Introduction: Primary membranous nephropathy (MN) is most commonly due to phospholipase A2 receptor antibodies (PLA2R Ab). It is unclear whether the COVID-19 vaccine can trigger flares of glomerular diseases such as primary MN. We present a patient with MN and metastatic breast cancer who developed nephrotic syndrome after receiving her second mRNA-1273 COVID-19 vaccine with positive PLA2R Ab by ELISA suggesting MN flare. Case Description: A 62 year old female with history of Stage IIIB T3N3M1 ER/PR positive HER-2 negative metastatic left breast invasive ductal carcinoma, hypertension, hyperlipidemia, and primary MN presented with bilateral leg edema, dyspnea, and proteinuria 2 weeks after COVID-19 vaccination.
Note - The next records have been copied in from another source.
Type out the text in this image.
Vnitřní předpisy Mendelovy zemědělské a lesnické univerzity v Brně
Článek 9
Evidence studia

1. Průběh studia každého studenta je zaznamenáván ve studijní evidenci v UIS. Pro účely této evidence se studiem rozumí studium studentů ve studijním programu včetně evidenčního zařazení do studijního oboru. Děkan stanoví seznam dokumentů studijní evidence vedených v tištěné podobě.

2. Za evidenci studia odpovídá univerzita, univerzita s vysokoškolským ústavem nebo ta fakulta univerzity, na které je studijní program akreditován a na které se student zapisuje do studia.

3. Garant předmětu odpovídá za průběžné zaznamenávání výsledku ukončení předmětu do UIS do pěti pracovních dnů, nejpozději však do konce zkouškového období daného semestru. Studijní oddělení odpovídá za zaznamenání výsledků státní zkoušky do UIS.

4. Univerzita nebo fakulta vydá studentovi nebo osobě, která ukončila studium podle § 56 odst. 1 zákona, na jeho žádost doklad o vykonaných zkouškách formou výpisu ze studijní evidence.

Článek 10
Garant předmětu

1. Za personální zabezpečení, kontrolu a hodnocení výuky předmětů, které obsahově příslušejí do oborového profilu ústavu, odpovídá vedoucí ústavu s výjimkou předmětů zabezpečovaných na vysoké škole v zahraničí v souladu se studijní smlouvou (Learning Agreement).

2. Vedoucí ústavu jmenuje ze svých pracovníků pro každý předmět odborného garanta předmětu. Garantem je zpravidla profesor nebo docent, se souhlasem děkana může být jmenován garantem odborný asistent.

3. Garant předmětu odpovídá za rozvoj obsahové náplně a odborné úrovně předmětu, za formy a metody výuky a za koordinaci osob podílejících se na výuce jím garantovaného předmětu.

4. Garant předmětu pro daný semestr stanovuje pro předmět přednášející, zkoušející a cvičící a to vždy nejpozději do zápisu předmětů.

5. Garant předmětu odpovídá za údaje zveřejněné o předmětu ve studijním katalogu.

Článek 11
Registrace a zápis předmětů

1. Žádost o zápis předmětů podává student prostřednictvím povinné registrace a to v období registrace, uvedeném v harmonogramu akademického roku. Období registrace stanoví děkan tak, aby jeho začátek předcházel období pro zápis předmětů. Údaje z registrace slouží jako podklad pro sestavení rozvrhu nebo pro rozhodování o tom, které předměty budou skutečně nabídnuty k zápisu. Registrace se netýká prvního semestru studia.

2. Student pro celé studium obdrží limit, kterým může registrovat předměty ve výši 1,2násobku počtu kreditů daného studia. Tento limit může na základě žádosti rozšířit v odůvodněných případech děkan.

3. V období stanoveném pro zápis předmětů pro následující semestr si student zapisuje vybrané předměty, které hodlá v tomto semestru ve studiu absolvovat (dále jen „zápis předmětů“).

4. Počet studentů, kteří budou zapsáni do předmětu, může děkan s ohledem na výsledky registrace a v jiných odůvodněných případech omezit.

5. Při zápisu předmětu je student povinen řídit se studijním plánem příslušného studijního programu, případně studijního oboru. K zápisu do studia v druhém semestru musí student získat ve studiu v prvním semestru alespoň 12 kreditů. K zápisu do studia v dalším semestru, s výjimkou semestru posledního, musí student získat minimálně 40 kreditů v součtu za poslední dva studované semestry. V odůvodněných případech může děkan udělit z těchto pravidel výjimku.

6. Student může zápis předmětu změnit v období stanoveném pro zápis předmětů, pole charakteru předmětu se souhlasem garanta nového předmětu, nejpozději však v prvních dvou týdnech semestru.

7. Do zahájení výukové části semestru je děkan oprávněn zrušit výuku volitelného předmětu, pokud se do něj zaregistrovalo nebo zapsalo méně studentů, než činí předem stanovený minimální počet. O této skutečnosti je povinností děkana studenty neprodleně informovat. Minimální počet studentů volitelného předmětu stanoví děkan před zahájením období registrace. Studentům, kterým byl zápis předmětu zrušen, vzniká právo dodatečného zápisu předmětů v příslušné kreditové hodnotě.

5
She had previous proteinuria of 7029 mg/24hr in August 2018 with PLA2R Ab 128 RU/mL in October 2018. She underwent modified radical mastectomy in September 2018 followed by adjuvant chemotherapy in November 2018, after which PLA2R Ab decreased to <2 RU/mL in February 2019 and urine protein/Cr ratio (UPCR) decreased to 1094 mg/g Cr in April 2019. She was diagnosed with metastatic breast cancer and started anastrazole transiently. She received mRNA-1273 COVID-19 vaccines in late January and February 2021. In March 2021, she presented with bilateral leg edema, dyspnea, and bilateral pleural effusions. Urinalysis had >1000 protein, 24hr urine protein 11.2 g, Cr 1.6 mg/dL, and PLA2R Ab 787 RU/mL. Renal biopsy showed immune complex-mediated glomerulopathy with positive PLA2R, consistent with primary MN stage II-III. Glomerular basement membrane deposits were strongly positive for IgG4. Electron microscopy showed numerous subepithelial and occasional intramembranous electron-dense immune-type deposits. She was treated with lisinopril and furosemide followed by rituximab in May 2021. Prior to rituximab PLA2R Ab was 342 RU/mL and UPCR was 8671 mg/g Cr. Discussion: There is insufficient data on the risk of flare after COVID-19 vaccine in glomerular diseases. There have been a few case reports of primary MN and minimal change disease after COVID-19 vaccine as well as MN after influenza vaccine. Our case of primary MN flare after COVID-19 vaccine adds support to a potential association between SARS-CoV-2 antigens and loss of tolerance to the PLA2R antigen. Close follow-up of patients with primary MN and other glomerular diseases after COVID-19 vaccination is warranted.